Article Directory
0. Preface
- Relevant information:
- Basic information of the paper
- Field: target detection
- Author unit: University of Hong Kong & Tongji University & ByteDance
- Posting time: 2020.11
- One sentence summary: Use a fixed number of learnable boxes/features (not related to backbone) instead of anchors, thereby converting the original one/two-stage detection method to set prediction form
1. What problem to solve
- The current mature algorithms for target detection are based on Dense prior (dense prior, such as anchors, reference points)
- But there are many problems with dense priors
- Many similar results will be detected, and post-processing (such as NMS) is required to filter.
- Many-to-one label assignment problem (the author described it as many-to-one positive and negative sample assignment). Guessing means that when we set pred and gt, there is generally not a one-to-one relationship. There may be multiple preds, see See which one is more consistent with gt.
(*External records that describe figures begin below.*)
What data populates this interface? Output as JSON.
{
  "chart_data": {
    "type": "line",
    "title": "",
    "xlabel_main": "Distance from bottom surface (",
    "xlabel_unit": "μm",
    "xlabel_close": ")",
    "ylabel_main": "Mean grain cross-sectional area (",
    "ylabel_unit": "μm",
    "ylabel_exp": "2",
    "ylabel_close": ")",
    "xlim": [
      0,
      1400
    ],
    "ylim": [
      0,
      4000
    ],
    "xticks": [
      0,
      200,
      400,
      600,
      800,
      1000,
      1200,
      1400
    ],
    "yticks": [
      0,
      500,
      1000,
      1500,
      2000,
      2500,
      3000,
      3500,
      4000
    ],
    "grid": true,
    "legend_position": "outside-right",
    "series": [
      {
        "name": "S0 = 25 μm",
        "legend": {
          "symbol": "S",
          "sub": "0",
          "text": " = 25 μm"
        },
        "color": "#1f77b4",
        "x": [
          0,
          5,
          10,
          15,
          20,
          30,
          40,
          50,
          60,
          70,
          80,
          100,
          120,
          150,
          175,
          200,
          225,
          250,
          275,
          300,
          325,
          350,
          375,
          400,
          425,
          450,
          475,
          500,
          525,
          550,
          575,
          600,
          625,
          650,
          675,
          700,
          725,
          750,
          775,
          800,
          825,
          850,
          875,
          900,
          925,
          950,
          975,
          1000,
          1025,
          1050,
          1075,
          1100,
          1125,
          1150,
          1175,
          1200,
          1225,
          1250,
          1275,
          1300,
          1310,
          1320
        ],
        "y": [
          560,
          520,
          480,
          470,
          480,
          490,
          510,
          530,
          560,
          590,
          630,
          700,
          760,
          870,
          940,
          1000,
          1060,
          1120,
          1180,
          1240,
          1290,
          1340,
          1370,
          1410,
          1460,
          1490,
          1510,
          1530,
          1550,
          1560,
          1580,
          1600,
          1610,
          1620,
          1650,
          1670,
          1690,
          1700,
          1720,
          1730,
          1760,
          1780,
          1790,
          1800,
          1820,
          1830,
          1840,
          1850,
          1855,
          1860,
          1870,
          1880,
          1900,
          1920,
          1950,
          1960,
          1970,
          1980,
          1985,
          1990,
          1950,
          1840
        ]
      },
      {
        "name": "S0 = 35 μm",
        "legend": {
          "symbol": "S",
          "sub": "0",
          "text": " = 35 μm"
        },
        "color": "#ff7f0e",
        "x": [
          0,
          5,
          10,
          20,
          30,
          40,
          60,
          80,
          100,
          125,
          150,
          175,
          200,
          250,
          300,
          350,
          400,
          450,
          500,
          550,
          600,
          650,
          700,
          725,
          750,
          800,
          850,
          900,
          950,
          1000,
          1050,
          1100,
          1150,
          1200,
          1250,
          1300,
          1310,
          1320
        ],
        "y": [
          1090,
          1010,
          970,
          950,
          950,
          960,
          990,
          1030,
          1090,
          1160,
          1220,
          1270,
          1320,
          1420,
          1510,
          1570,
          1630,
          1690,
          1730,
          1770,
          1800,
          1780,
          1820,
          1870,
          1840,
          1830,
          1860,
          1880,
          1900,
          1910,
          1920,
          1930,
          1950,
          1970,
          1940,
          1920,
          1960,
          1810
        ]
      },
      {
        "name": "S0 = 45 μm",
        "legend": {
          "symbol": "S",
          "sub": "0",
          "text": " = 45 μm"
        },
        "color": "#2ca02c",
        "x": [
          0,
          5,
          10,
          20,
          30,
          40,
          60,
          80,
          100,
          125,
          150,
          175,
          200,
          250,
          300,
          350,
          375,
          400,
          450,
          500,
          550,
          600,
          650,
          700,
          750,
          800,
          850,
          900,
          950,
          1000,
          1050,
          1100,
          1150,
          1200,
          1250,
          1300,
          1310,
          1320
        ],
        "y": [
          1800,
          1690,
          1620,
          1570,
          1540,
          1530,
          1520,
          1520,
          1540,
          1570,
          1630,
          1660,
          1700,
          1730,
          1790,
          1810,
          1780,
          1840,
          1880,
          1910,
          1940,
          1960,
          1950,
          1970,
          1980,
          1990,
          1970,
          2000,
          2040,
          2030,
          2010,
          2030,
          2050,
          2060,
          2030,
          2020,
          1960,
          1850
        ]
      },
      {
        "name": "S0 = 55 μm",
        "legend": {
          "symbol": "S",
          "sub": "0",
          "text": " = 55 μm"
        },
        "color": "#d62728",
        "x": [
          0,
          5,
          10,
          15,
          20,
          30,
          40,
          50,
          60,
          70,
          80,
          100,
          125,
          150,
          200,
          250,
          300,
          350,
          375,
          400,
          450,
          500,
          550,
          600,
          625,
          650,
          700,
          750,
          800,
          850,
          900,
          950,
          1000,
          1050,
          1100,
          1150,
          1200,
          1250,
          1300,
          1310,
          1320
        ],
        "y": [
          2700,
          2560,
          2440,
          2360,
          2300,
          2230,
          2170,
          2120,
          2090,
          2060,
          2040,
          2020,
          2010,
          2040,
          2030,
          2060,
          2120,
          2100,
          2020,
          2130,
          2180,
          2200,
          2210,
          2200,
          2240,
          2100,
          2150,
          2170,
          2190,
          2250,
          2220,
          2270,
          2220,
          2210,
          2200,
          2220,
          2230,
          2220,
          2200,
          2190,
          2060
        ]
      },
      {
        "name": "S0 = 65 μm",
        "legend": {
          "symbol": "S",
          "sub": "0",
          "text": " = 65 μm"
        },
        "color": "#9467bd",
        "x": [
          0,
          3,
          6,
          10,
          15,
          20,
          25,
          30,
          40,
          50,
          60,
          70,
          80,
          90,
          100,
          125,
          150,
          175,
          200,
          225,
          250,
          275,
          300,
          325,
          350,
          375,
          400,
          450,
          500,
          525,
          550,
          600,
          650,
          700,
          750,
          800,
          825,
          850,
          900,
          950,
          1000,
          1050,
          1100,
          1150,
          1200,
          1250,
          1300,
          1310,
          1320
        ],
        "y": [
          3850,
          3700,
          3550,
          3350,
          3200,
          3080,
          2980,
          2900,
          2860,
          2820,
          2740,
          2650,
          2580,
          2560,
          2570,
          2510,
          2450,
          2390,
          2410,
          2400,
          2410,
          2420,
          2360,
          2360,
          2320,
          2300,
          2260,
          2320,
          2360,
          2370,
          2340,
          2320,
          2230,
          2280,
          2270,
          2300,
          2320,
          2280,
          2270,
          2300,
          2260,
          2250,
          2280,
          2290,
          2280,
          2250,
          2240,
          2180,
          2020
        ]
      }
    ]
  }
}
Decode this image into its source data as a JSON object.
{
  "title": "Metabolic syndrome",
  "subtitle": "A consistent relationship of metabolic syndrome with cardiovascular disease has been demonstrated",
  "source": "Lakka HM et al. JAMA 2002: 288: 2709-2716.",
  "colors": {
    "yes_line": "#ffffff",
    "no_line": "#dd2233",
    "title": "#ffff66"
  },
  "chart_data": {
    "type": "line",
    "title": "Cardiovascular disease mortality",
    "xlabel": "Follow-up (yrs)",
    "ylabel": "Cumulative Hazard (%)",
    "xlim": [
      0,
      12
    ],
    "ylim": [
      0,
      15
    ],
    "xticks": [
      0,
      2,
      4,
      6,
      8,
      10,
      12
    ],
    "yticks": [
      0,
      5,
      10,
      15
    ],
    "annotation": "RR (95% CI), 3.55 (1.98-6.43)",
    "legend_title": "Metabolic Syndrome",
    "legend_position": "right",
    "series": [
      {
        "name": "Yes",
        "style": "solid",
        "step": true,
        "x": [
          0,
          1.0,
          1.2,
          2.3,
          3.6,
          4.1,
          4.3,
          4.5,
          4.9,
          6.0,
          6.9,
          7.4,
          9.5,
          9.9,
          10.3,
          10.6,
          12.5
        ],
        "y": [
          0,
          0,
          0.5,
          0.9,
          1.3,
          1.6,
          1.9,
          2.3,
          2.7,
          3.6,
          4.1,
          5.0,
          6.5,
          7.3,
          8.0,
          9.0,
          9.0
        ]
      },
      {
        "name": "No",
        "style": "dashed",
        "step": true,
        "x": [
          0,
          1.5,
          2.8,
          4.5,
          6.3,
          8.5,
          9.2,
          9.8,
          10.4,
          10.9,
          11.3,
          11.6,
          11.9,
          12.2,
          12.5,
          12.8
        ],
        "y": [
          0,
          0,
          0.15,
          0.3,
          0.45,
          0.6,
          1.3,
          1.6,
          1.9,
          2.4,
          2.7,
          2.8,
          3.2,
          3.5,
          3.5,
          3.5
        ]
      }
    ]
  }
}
- The detection result is very closely related to the prior (the number and size of anchors, the degree of confidentiality of reference points, the number of proposals generated)
- DETR analysis
- Belongs to sparse detector.
- Existing problems: each object query interacts with the global information of the image, the convergence speed is slow during training, and the overall process is more complicated.
2. What method was used
-
Method comparison
- Think that the one-stage method is the Dense method, such as retinanet/yolo/ssd.
- The previous two-stage method belongs to dense-to-sparse, that is, the RPN is Dense, and the filtered rois is sparse.
- What we hope to propose is the sparse method, that is, by obtaining learned proposals.
-
Sparse R-CNN overall structure
- Data input includes an image, a set of proposal boxes and proposal features.
- Use FPN as Backbone to process images
- In the figure below
Proposal Boxes: N*4
is a set of parameters, with the backbone have nothing - The proposals features in the figure below have nothing to do with backbone
-
Learnable porposal box
- Has nothing to do with backbone
- Can be regarded as the statistical probability of the potential location of the object
- Parameters can be updated during training
- This structure can be used. It can be seen from here that the previous one-stage method using dense prior is wasteful.
-
Learnable proposal feature
- Has nothing to do with backbone
- The previous proposal box was a relatively concise, but way to describe the object, but it lacked a lot of information, such as the shape and posture of the object.
- Proposal feature is used to represent more object information.
-
Dynamic instance interactive head
- Obtain the features of each object through the proposal boxes and ROI methods, and then combine with the proposal feature to obtain the final prediction result.
- The number of heads is the same as the number of learnable boxes, namely head/learnable proposal box/learnable proposal feature one-to-one correspondence.
3. How effective is it
4. What are the problems & what can be learned
- It feels like removing the entire transformer on the basis of DETR, which is quite interesting.
- There is also a feeling that removing the anchor of retinanet and replacing it with learnable proposal box/featue also has such a good effect.